DS: Right action produces serenity. Peace. I like that. It reminds me of a TED talk given by peace activist Jamila Raquib. She told how a group of twelve regular citizens in Guatemala brought down their corrupt president and his regime. They put out a call on Facebook, asking their friends to meet in the plaza carrying signs that read: Renuncia Ya, “Resign Already!” To their surprise, 30,000 people showed up. After protesting for a week and getting no results, they organized a strike. “In Guatemala City alone,” she said, “over 400 businesses shut their doors. Farmers throughout the country blocked the roads. Within five days the president and dozens of corrupt officials resigned and were indicted on charges of corruption. The former president and the others are currently in prison.” The story demonstrated her thesis, that “Non-violent action works by destroying an opponent—not physically, but by identifying the institutions the opponent needs in order to survive and then denying them those sources of power.” Right action—as opposed to ranting, raving and violence. It’s Mahatma Gandhi’s admonition to be the change we want to see in the world. So to repair this fabric you’re saying I should, first and foremost, attend to the fiber that I am; maintain its strength and integrity in the context of my place in the fabric. And at the same time withhold the sources of power from those who are abusing it. Self work. That can be hard.
RP: “It’s having the right attitudes that’s hard.”
DS: Right thinking and acting, you said. How will I know when this self-referential and non-violent approach is working?
RP: “The test of the machine (system) is the satisfaction it gives you. There isn’t any other test. If the machine produces tranquility it’s right. If it disturbs you it’s wrong until either the machine or your mind is changed… The real cycle (system) you’re working in is a cycle called yourself. The machine that appears to be “out there” and the person that appears to be “in here” are not two separate things. They grow toward quality or fall away from quality together… The social values are right only if the individual values are right.”
DS: Obviously, you’re not just speaking of motorcycles. I get it. The system is me. I am the motorcycle, the fabric of society and the government. One way or another, right where I am, how I am and what I say and do contributes to—or reduces—the quality of the system’s functioning. Also, by keeping myself and my community of threads intact locally, we provide a model for others—of what works, creates tranquility.
RP: Good David.

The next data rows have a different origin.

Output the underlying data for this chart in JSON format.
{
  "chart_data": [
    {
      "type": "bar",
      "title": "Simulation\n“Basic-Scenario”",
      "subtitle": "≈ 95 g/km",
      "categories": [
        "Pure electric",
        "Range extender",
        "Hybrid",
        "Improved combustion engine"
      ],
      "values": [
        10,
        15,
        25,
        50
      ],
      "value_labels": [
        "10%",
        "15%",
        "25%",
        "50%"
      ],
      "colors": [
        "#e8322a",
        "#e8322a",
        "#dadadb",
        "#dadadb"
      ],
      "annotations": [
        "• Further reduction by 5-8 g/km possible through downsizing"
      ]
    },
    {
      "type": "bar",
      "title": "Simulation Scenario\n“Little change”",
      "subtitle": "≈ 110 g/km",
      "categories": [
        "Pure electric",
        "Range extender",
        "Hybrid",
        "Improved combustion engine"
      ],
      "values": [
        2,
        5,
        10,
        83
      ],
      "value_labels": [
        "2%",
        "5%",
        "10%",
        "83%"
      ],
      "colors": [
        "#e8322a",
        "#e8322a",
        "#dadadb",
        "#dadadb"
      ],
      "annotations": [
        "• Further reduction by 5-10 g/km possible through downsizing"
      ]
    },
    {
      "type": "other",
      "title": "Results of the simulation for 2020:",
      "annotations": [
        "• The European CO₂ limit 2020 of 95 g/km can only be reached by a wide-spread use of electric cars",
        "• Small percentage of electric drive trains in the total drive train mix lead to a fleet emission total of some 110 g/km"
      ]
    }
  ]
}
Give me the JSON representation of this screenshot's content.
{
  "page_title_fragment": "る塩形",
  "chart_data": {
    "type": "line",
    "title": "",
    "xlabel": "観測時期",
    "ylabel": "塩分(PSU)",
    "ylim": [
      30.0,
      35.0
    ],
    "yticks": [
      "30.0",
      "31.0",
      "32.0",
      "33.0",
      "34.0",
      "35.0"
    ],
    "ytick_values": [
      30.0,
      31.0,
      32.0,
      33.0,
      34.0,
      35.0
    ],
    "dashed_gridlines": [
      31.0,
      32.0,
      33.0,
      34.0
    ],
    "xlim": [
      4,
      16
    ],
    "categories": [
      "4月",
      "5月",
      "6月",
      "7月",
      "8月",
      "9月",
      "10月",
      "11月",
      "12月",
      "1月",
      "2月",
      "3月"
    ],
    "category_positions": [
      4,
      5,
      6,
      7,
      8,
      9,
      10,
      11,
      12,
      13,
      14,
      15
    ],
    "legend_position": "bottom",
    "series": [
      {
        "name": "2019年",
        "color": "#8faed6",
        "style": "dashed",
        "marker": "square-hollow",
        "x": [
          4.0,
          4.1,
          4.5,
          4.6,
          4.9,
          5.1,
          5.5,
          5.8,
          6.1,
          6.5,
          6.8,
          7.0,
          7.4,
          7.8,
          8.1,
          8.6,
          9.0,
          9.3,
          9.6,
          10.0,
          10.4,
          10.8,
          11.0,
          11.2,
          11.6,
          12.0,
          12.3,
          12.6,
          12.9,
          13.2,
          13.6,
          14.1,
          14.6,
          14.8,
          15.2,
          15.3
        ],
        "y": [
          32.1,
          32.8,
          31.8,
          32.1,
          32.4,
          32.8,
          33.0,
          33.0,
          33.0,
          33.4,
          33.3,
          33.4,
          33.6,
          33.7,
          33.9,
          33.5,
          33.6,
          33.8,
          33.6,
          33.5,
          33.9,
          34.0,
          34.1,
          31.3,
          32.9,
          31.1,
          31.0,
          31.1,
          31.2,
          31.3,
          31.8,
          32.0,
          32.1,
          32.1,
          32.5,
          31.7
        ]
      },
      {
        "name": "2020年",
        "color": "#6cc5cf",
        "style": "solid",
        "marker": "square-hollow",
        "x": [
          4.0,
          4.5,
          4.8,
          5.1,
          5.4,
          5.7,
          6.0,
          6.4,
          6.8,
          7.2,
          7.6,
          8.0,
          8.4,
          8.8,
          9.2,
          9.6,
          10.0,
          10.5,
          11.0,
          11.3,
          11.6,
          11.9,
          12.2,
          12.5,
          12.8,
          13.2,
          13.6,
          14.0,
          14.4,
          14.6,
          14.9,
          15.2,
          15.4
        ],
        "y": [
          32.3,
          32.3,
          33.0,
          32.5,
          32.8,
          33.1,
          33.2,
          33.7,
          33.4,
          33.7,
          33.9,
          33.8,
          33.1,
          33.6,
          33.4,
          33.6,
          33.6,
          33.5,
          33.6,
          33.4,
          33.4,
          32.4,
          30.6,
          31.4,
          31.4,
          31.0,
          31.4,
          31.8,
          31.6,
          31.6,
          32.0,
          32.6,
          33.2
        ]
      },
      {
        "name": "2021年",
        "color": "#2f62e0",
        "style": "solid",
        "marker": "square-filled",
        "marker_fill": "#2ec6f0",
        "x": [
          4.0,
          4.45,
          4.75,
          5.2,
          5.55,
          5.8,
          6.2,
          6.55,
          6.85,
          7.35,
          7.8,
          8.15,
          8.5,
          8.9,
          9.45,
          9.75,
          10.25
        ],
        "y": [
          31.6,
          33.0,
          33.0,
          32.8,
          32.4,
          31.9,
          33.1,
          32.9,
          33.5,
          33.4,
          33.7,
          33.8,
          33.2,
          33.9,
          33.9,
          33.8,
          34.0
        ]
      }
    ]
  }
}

You not only read my book, you understood what I was trying to say.
Care and Quality are internal and external aspects of the same thing. A person who sees Quality and feels it as he works is a person who cares. A person who cares about what he sees and does is a person who’s bound to have some characteristic of quality.
Robert M. Pirsig
ABOUT THESE IMAGES
First Image: Tattered Flag
Last Image: Waving Flag
The two closeups are magnified sections of the first image, taken at an antique fair. The last image was created in the studio by photographing another of my images on a computer screen. The motion effect was accomplished by zooming out during a two-second exposure.